使用主Kubernetes CA对此证书进行签名。

sudo openssl x509 -req -in cni.csr \
  -CA /etc/kubernetes/pki/ca.crt \
  -CAkey /etc/kubernetes/pki/ca.key \
  -CAcreateserial \
  -out cni.crt \
  -days 3650

输出结果类似如下,用户是 calico-cni

Signature ok
subject=CN = calico-cni
Getting CA Private Key

赋予当前操作系统用户对文件cni.crt的操作权限。

sudo chown $(id -u):$(id -g) cni.crt

保持在/etc/kubernetes/pki/目录中,接下来我们将为CNI插件创建一个kubeconfig文件,用于访问Kubernetes。 将此cni.kubeconfig文件复制到集群中的每个节点。

APISERVER=$(kubectl config view -o jsonpath='{.clusters[0].cluster.server}')

echo $APISERVER

kubectl config set-cluster kubernetes \
  --certificate-authority=/etc/kubernetes/pki/ca.crt \
  --embed-certs=true \
  --server=$APISERVER \
  --kubeconfig=cni.kubeconfig

kubectl config set-credentials calico-cni \
  --client-certificate=cni.crt \
  --client-key=cni.key \
  --embed-certs=true \
  --kubeconfig=cni.kubeconfig

kubectl config set-context cni@kubernetes \
  --cluster=kubernetes \
  --user=calico-cni \
  --kubeconfig=cni.kubeconfig

kubectl config use-context cni@kubernetes --kubeconfig=cni.kubeconfig

查询CNI上下文看起来类似下面的输出。

kubectl config get-contexts --kubeconfig=cni.kubeconfig

输出结果:

CURRENT   NAME             CLUSTER      AUTHINFO     NAMESPACE
*         cni@kubernetes   kubernetes   calico-cni 
  • 配置RBAC( Role-Based Access Control)

为 CNI 插件的 Kubernetes 用户帐户配置 RBAC 角色和角色绑定。

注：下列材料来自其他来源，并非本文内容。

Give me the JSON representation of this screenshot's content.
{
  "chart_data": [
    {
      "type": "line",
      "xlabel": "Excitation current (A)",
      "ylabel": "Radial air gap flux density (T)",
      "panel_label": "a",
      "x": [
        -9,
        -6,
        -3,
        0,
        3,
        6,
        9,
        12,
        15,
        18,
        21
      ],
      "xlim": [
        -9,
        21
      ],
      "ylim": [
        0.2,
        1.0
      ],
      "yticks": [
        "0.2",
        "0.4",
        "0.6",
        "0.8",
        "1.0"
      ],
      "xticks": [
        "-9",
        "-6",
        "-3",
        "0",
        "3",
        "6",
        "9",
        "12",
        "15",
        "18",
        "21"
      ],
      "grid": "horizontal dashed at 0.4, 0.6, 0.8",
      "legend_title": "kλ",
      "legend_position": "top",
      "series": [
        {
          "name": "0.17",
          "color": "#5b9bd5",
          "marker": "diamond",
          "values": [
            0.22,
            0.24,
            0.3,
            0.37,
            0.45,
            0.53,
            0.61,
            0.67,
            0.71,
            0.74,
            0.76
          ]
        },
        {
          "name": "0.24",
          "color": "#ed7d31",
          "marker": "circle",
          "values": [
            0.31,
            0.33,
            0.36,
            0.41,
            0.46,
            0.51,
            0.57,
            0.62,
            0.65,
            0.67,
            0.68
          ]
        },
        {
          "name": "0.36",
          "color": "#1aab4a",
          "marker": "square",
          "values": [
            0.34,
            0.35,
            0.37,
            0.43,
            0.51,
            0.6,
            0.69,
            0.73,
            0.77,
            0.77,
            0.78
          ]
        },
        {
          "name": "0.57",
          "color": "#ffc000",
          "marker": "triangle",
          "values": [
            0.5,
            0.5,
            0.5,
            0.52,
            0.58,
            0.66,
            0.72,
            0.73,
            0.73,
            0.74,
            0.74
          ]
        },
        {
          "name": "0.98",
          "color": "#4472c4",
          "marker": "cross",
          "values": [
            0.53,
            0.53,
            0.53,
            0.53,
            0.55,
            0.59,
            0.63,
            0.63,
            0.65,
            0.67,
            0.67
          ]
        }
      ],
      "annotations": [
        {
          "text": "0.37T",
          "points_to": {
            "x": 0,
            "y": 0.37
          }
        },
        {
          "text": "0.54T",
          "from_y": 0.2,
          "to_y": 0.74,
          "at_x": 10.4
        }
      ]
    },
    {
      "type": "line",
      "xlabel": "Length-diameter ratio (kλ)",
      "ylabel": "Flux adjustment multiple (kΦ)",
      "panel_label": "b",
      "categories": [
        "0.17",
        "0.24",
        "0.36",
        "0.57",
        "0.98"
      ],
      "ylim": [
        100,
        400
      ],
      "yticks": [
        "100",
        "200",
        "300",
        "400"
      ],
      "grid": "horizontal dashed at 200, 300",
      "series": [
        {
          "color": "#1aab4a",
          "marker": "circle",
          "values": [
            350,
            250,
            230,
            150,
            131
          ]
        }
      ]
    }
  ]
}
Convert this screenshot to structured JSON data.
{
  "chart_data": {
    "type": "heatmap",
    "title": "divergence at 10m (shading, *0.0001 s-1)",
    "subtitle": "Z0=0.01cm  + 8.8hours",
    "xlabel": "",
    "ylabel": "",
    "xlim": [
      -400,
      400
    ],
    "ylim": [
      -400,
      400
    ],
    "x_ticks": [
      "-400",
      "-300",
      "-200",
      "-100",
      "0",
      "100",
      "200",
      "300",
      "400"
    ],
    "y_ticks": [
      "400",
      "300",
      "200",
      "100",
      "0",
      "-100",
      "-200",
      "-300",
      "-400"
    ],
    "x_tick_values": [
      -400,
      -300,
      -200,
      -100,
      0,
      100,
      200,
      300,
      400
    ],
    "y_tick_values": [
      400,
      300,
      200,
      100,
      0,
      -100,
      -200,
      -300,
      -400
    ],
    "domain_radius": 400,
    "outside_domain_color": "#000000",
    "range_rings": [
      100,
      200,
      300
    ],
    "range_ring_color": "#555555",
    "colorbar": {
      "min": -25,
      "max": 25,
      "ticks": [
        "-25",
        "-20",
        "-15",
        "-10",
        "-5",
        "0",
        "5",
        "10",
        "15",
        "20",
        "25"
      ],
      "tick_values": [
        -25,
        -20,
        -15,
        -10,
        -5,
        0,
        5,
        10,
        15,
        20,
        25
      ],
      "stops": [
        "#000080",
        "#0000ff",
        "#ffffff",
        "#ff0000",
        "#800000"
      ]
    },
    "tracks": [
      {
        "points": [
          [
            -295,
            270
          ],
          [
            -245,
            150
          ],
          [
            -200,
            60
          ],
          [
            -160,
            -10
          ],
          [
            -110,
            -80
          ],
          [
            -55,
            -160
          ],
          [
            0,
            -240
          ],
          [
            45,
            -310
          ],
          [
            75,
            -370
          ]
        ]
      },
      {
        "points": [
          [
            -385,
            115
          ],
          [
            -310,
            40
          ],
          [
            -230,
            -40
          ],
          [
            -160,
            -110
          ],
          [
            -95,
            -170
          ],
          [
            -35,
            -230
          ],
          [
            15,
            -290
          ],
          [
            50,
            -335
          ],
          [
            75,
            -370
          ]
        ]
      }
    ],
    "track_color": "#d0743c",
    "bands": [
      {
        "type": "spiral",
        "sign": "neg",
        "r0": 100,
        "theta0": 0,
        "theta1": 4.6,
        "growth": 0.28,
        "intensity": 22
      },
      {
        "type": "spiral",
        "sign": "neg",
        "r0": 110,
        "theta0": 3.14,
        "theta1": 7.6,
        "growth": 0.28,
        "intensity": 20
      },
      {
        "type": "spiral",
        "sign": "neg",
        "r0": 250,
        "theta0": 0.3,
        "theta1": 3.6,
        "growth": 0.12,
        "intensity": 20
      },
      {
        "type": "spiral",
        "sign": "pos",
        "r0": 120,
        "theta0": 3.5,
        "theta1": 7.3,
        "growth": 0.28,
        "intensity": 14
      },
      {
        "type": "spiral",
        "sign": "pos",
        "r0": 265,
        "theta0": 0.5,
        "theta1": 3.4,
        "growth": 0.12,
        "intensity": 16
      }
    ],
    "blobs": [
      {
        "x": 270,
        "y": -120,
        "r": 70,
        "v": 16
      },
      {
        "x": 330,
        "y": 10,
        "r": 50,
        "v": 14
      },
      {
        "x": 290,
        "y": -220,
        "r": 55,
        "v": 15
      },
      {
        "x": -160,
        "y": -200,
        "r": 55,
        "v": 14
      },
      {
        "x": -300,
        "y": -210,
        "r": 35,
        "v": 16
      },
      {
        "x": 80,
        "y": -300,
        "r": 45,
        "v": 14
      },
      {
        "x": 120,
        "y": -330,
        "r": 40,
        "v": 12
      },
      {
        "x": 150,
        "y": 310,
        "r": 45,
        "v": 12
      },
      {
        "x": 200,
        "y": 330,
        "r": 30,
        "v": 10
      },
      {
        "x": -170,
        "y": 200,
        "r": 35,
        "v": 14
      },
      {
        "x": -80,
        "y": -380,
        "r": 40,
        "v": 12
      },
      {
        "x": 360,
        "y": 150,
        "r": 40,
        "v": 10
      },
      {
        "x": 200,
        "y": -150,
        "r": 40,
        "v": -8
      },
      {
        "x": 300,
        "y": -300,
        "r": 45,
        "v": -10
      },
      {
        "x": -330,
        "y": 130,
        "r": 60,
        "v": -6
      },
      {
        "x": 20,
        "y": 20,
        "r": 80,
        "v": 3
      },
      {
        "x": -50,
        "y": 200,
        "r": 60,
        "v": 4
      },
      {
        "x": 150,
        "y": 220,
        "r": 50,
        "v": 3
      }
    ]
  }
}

这将授予此用户帐户所需的 Kubernetes API 访问权限。

切换到home路径,作为当前工作目录。

cd ~

定义一个集群角色,CNI插件将使用该角色访问Kubernetes。

kubectl apply -f - <<EOF
kind: ClusterRole
apiVersion: rbac.authorization.k8s.io/v1
metadata:
  name: calico-cni
rules:
  # The CNI plugin needs to get pods, nodes, and namespaces.
  - apiGroups: [""]
    resources:
      - pods
      - nodes
      - namespaces
    verbs:
      - get
  # The CNI plugin patches pods/status.
  - apiGroups: [""]
    resources:
      - pods/status
    verbs:
      - patch
 # These permissions are required for Calico CNI to perform IPAM allocations.
  - apiGroups: ["crd.projectcalico.org"]
    resources:
      - blockaffinities
      - ipamblocks
      - ipamhandles
    verbs:
      - get
      - list
      - create
      - update
      - delete
  - apiGroups: ["crd.projectcalico.org"]
    resources:
      - ipamconfigs
      - clusterinformations
      - ippools
    verbs:
      - get
      - list
EOF

把上面创建的集群角色绑定到 calico-cni 用户账户。

kubectl create clusterrolebinding calico-cni --clusterrole=calico-cni --user=calico-cni
  • 安装插件

提示:需要在每个节点上执行下面的安装步骤。

cka001上安装。

root 用户运行下面的命令。

sudo su

安装CNI插件的二进制文件。 下载包链接:https://github.com/projectcalico/cni-plugin/releaseshttps://github.com/containernetworking/plugins/releases

mkdir -p /opt/cni/bin

curl -L -o /opt/cni/bin/calico https://github.com/projectcalico/cni-plugin/releases/download/v3.20.5/calico-amd64
chmod 755 /opt/cni/bin/calico

curl -L -o /opt/cni/bin/calico-ipam https://github.com/projectcalico/cni-plugin/releases/download/v3.20.5/calico-ipam-amd64
chmod 755 /opt/cni/bin/calico-ipam

wget https://github.com/containernetworking/plugins/releases/download/v1.1.1/cni-plugins-linux-amd64-v1.1.1.tgz
tar xvf cni-plugins-linux-amd64-v1.1.1.tgz -C /opt/cni/bin

创建配置文件目录。

mkdir -p /etc/cni/net.d/

复制前面生成的kubeconfig到我们创建的配置文件目录/etc/cni/net.d/下,改名为calico-kubeconfig,并修改其权限。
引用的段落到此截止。